Play Samples Taste Of Hollywood Nights

BY STEVEN J. FERRARI
Editor-in-Chief

The 1980s are remembered as a decade of decadence, as successful yuppies indulged in booze, drugs and other vices. The indulgence was not limited to New York City, as stories about 1980s Hollywood have reached legendary status.

Those legends can be attributed, in part, to “Hurlyburly,” a 1984 Broadway show originally directed by Mike Nichols. The show has gone through a number of variations over the years, as a feature film in 1998 (starring Sean Penn and Kevin Spacey) and a revised two-act version Off-Broadway in 2005, with Ethan Hawke and Bobby Cannavale.

Christina Elise Perry and Kirk Gostkowski star in “Hurlyburly.”

Christina Elise Perry and Kirk Gostkowski star in “Hurlyburly.”

The Variations Theatre Group has revived David Rabe’s two-act version of the play for a series of performances at the Chain Theatre in Long Island City. The production, which runs just about three hours, does a wonderful job capturing the caustic and bombastic feel of the 1980s and nights fueled by drugs and alcohol.

The play’s story focuses on a group of friends caught up in their own problems while trying to navigate Hollywood. Roommates and casting directors Eddie (Kirk Gostkowski) and Mickey (Deven Anderson) fight over women; aspiring actor Phil (Brandon Scott Hughes) looks for his big break while he debates divorcing or reconciling with his wife.

Much like people who were successful in the 1980s, it is very difficult to like any of the main characters in the show, but not because the actors do a bad job. Quite the opposite, actually. The characters are unlikeable because they lack moral character, looking out for themselves with little concern for the other people in their lives.

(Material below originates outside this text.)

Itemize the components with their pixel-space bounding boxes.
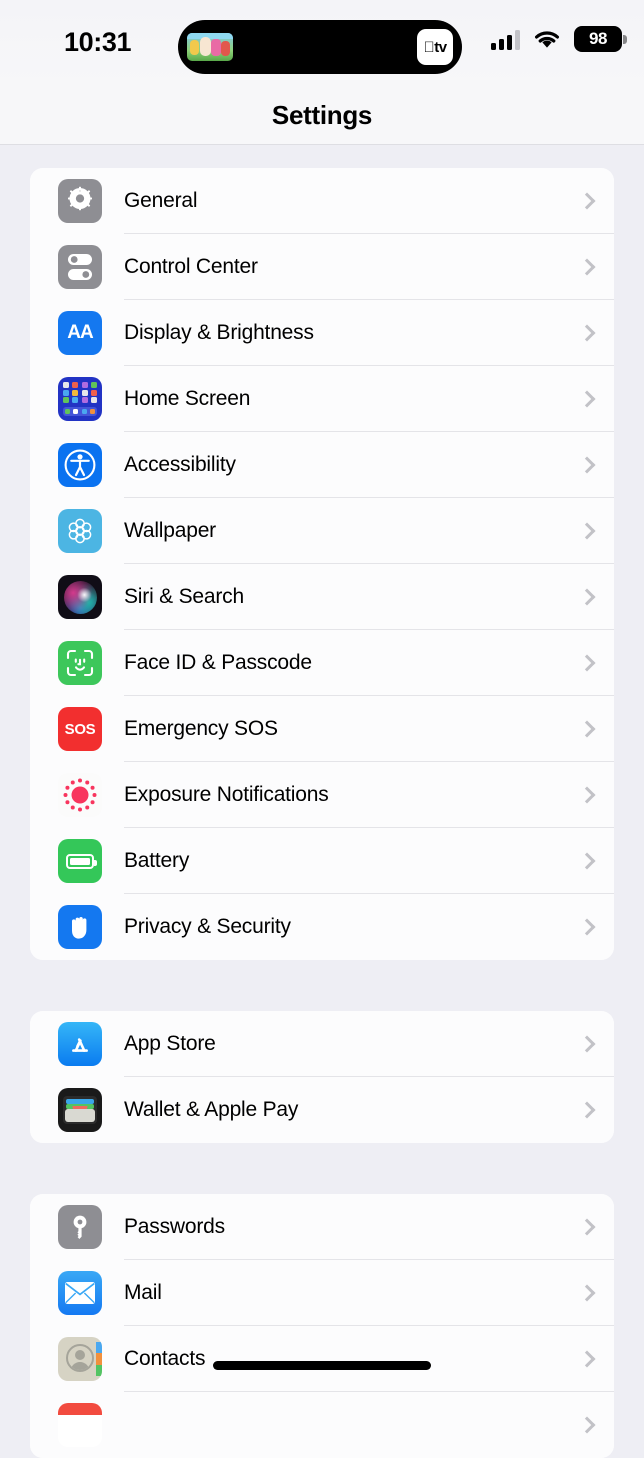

While Eddie, Mickey and Phil take up much of the show’s stage time, Rachel Cora’s Donna and Jacklyn Collier’s Bonnie stole the show during their moments under the spotlight.

The presentation of the theater also added to the feel of the show. The stage at the Chain is immersed in a small room, with a row of chairs on either side and two at the back. As the characters went off on their tangents, or continued their arguments, the actors walked in front of almost everyone on either side, adding to the feeling of being in Eddie and Mickey’s living room.